On a l’habitude, on peut l’observer partout et depuis longtemps, de former les enseignants, et d’une manière générale tous ceux qui gravitent autour de l’action engagée, de manière immuable et selon le même schéma : les causes de la déficience, les caractéristiques de la déficience, les incapacités qui en découlent, les différents inconvénients et désavantages sociaux qui en sont les conséquences, et, comme le disent les livres de médecine, les traitements nécessaires. Ce modèle de formation est quasi immuable, de la formation initiale des enseignants (information sur les différentes déficiences) aux formations dispensées aux enseignants qui accueillent des élèves en situation de handicap dans leur classe.
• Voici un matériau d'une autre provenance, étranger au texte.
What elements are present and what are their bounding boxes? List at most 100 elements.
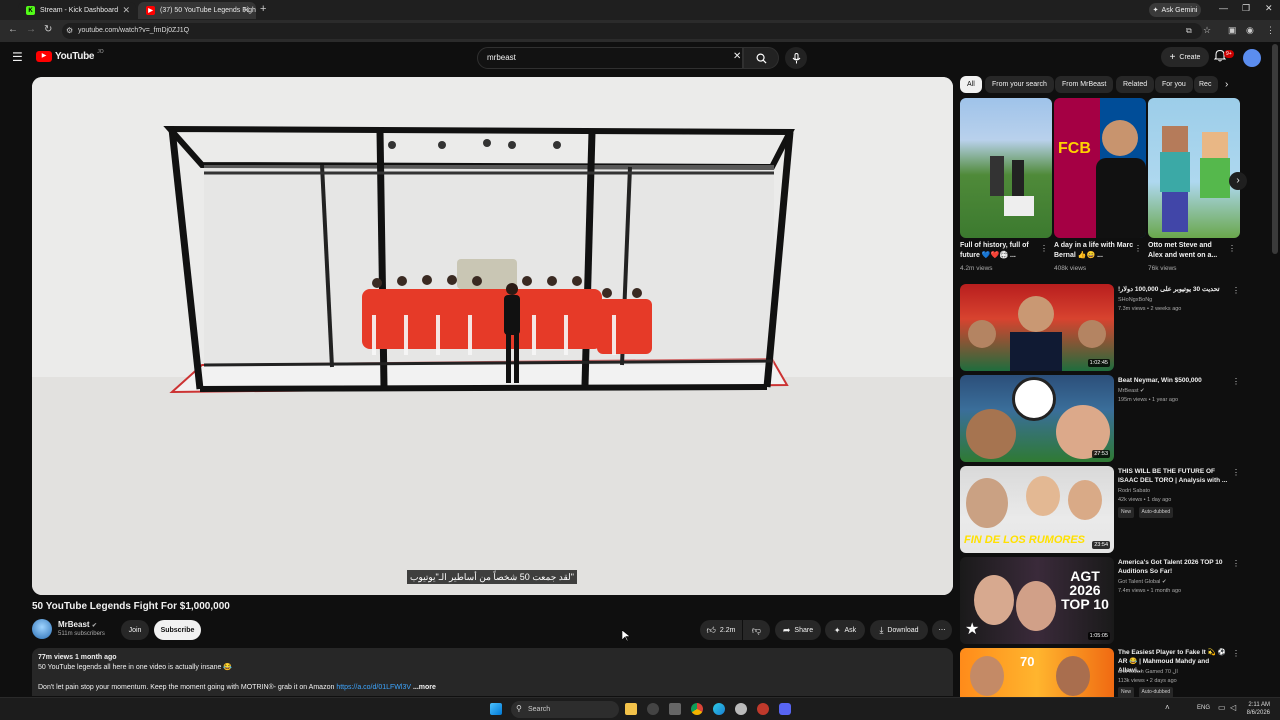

Mais en procédant ainsi, on prend le risque d’être contre-productif. Car que produit-on faisant cela ? On renforce l’idée que le handicap se réduit à la déficience et à ses conséquences, selon l’ancienne approche conceptuelle du handicap (causes -> déficience -> incapacité -> désavantage), sans réfléchir aux situations de handicap produites par une interaction entre les facteurs personnels et les obstacles que met l’environnement à la participation des élèves à l’école. On renforce l’idée que le handicap est l’affaire de la personne qui a une déficience. On renforce l’idée qu’une anomalie physiologique ou biologique est une « a-normalie », qu’il y a un écart entre nous et eux, que la déficience définit la personne qui la porte et que la situation de celle-ci dépend exclusivement de sa déficience.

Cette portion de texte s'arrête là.